Think of a
murmuration of starling birds preparing to roost, and a
shot of Manhattan. Both are stunning images, and they are both the result of what's known in complex systems theory as self-organising
structures, where each individual is contributing to the whole in looking after
its own interests. The starlings are using basic rules determining how each
individual of the flock responds to its neighbours. The most notable thing is that one doesn’t
need any governing central planning principle to underpin the system – all
that’s needed is the procedures for each bird to look after itself, and those
beautiful flight patterns emerge in collective form.
The starling murmuration tells
us plenty about how we went from primitive hunter gatherers to citizens of places like Manhattan in just a few millennia,
and how once the wheels of industry were in motion the acceleration of our
progress exponentiated. The primary driving force of this has been trade, and
the value created (signalled by prices and behaviour) in a supply and demand
market
Think back to what the
first transactions might have looked like. Once upon a time, a hunter-gatherer
trades a piece of meat for some fur. The trade is beneficial to both parties because
each gets something they value more than the thing they parted with. Nowadays,
in this far more sophisticated age, each day involves millions of transactions,
where value is created because for the buyers the price they pay is valued less
than the item they are purchasing, and for the sellers the income they receive is
valued more than the item they are selling.
This is the primary
process that has led to our being much more advanced and prosperous humans in such a
relatively short time: it is one of the most stupendous self-organising
mechanisms the world has ever seen - so complex that it cannot possibly be
controlled from on high, yet so efficient that it has been the driving force
that has lifted tens of millions out of poverty, constructed things like the
city of Manhattan, engendered an interconnected world of travel and
information-sharing, brought us a rich variety of goods and services from a multitude
of diverse cultures, paid for health care, education, social services, defence,
armed forces, emergency services, medicine, science, the arts, roads, technological
advances, and countless other illuminations on the vast circuit board of human
progression.
It's always worth bearing
that in mind when you have a downer on capitalism. The reality is, it almost
resembles a miracle how through the local activity of individuals looking after
their own local interests the wider results produce things as wonderful as
Manhattan, worldwide travel and the Internet.

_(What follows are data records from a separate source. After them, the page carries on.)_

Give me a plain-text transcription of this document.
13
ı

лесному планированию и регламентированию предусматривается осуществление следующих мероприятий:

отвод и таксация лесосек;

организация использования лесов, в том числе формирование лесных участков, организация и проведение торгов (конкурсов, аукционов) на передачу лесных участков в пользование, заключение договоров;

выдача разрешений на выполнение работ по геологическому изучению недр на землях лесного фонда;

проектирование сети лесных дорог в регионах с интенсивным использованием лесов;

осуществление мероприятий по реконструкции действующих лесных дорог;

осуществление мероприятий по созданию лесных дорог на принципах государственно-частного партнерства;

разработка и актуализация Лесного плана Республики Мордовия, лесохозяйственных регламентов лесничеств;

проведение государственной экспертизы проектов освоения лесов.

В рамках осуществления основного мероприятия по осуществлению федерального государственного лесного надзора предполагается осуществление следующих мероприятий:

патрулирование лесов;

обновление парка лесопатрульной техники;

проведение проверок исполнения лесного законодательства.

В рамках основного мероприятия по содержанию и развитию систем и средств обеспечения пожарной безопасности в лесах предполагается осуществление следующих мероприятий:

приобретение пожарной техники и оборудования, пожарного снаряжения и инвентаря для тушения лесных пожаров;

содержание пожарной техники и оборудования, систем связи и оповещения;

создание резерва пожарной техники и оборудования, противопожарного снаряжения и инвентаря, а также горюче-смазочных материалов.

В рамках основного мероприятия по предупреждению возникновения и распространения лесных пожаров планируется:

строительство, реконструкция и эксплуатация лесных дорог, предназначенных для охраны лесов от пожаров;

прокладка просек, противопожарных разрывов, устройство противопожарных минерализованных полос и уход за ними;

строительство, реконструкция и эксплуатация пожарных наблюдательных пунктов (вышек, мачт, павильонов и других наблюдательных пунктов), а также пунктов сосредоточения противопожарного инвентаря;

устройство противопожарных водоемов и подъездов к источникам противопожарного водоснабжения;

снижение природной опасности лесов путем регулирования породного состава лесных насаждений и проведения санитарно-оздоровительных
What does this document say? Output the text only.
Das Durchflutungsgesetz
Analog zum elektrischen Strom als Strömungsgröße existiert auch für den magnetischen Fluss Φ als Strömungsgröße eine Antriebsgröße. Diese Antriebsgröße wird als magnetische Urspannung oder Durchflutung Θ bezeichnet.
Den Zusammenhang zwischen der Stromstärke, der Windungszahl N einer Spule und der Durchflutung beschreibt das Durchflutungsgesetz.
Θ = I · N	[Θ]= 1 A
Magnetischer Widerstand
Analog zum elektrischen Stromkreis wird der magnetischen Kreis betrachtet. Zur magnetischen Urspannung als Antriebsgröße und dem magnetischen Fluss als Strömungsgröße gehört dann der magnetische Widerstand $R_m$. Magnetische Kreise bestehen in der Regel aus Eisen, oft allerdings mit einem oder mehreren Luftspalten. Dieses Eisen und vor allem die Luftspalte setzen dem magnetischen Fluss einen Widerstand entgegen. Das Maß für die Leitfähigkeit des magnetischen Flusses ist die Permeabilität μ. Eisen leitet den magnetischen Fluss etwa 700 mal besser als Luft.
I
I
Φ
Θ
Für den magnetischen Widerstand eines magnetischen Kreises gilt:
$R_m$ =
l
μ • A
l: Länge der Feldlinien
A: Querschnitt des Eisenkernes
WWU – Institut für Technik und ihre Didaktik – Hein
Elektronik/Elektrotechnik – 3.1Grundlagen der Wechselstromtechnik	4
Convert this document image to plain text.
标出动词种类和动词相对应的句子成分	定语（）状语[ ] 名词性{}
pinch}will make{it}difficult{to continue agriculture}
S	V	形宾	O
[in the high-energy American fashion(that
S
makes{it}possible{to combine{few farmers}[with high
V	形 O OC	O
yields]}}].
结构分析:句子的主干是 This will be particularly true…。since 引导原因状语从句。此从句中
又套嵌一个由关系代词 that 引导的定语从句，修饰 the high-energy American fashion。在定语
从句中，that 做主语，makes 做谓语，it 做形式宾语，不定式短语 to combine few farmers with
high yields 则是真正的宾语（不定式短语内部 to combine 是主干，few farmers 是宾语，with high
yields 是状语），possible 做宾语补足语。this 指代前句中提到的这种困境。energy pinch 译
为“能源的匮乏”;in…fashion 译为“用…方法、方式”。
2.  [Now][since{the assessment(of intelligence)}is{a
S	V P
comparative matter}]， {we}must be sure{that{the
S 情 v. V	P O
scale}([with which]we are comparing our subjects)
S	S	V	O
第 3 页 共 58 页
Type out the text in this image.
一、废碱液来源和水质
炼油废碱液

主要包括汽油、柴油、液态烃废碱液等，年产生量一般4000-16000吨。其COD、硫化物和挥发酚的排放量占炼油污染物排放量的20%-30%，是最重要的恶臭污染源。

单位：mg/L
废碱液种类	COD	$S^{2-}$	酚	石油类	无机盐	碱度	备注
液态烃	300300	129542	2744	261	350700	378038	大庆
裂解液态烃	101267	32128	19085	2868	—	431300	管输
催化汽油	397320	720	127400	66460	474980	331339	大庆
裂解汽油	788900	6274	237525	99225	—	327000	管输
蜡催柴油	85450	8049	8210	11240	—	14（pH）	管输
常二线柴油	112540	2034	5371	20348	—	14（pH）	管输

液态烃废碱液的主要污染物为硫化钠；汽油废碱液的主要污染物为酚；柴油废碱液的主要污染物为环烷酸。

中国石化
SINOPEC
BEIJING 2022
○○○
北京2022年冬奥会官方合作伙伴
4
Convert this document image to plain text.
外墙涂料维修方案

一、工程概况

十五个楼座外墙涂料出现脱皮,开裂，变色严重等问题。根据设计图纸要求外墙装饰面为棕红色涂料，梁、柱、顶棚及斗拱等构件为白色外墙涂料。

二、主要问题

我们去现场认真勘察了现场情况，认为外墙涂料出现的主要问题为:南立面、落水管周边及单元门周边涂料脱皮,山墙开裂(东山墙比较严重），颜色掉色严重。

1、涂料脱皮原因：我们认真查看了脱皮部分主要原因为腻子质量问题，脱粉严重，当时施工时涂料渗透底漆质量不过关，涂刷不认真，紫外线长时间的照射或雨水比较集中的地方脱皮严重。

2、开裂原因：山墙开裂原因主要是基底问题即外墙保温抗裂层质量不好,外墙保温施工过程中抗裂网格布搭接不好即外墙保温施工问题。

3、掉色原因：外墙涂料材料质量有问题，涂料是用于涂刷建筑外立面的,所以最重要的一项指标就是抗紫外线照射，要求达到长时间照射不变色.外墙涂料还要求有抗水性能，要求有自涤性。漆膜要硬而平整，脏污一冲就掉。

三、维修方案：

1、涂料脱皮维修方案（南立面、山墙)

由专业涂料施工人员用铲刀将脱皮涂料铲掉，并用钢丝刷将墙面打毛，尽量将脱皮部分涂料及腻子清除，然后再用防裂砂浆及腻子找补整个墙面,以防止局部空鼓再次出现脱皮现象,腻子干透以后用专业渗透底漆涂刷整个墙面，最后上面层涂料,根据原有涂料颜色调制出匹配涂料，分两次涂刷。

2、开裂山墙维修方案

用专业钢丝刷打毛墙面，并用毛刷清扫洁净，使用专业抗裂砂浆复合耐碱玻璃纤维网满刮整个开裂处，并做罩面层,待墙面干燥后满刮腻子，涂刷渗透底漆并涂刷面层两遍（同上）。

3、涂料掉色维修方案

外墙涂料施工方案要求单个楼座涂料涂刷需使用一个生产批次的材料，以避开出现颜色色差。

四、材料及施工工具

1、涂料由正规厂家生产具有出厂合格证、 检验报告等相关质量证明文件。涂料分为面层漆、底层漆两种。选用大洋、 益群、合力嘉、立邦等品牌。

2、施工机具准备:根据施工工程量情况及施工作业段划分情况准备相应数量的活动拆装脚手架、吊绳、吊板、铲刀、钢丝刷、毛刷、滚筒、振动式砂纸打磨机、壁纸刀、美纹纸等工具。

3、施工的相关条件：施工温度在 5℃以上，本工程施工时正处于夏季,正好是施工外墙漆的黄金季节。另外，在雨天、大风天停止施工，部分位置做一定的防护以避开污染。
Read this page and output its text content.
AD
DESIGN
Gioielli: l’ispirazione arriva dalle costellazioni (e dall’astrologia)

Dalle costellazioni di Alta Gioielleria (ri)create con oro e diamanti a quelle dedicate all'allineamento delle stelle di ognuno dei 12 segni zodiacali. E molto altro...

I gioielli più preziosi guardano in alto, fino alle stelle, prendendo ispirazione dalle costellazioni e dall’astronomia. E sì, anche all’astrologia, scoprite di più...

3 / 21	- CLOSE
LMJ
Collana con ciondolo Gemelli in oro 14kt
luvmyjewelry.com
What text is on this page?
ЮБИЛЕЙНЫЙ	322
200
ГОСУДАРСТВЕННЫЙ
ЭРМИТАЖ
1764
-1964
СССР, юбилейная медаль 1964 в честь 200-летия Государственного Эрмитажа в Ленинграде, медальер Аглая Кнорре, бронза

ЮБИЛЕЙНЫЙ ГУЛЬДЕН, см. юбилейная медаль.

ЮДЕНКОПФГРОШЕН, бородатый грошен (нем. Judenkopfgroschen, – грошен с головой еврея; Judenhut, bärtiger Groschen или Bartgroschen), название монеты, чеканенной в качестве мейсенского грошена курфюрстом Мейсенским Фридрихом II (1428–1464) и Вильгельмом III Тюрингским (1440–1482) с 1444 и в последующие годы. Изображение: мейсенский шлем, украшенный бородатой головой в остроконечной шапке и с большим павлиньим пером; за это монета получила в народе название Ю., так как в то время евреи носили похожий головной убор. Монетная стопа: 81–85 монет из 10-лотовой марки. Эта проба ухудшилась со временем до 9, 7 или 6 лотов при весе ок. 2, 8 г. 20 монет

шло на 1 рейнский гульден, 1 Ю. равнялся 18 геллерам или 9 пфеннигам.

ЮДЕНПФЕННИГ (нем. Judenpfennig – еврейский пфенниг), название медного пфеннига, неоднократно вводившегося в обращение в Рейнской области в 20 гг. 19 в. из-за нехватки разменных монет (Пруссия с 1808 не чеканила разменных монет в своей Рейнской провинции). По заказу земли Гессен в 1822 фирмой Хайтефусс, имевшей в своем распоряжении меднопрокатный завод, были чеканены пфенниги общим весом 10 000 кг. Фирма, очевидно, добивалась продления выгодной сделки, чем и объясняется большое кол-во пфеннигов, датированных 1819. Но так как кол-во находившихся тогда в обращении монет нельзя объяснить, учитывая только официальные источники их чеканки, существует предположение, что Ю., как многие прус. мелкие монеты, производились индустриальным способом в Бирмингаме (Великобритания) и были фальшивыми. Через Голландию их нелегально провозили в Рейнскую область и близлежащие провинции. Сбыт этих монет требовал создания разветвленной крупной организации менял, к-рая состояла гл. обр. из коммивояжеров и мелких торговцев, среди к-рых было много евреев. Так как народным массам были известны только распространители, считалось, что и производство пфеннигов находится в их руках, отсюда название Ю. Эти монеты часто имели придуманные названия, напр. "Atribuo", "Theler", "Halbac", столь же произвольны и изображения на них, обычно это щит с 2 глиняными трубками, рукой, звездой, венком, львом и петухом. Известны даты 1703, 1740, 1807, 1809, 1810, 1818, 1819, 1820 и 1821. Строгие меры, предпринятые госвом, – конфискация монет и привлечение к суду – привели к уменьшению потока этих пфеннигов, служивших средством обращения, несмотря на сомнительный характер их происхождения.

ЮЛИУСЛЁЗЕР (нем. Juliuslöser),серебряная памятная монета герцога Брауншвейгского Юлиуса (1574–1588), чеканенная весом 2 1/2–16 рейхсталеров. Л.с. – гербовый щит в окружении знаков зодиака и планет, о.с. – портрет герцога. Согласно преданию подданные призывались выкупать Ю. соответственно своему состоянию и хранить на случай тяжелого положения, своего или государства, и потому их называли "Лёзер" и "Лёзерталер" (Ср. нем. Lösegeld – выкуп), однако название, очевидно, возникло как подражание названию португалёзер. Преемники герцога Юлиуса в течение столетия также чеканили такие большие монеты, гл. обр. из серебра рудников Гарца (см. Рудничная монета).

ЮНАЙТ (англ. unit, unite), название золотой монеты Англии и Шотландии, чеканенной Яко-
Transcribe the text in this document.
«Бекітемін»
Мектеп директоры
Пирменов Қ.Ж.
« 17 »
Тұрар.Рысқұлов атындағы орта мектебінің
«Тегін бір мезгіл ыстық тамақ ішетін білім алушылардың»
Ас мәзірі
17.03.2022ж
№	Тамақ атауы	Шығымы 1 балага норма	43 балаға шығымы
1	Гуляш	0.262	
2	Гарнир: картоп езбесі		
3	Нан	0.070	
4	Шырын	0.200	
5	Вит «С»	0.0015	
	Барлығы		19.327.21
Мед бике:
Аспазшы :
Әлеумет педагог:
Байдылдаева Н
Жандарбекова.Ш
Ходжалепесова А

The way that trade and competition
brings about self-interest for the good of humankind, where prices
near-perfectly match supply and demand and create so much value and advancement,
is one of the most uniquely beautiful things the human story has ever
witnessed. What's particularly remarkable about it is that there is almost
nothing else in the world quite so efficient - even biological evolution has no mechanism quite as spectacularly efficient as this.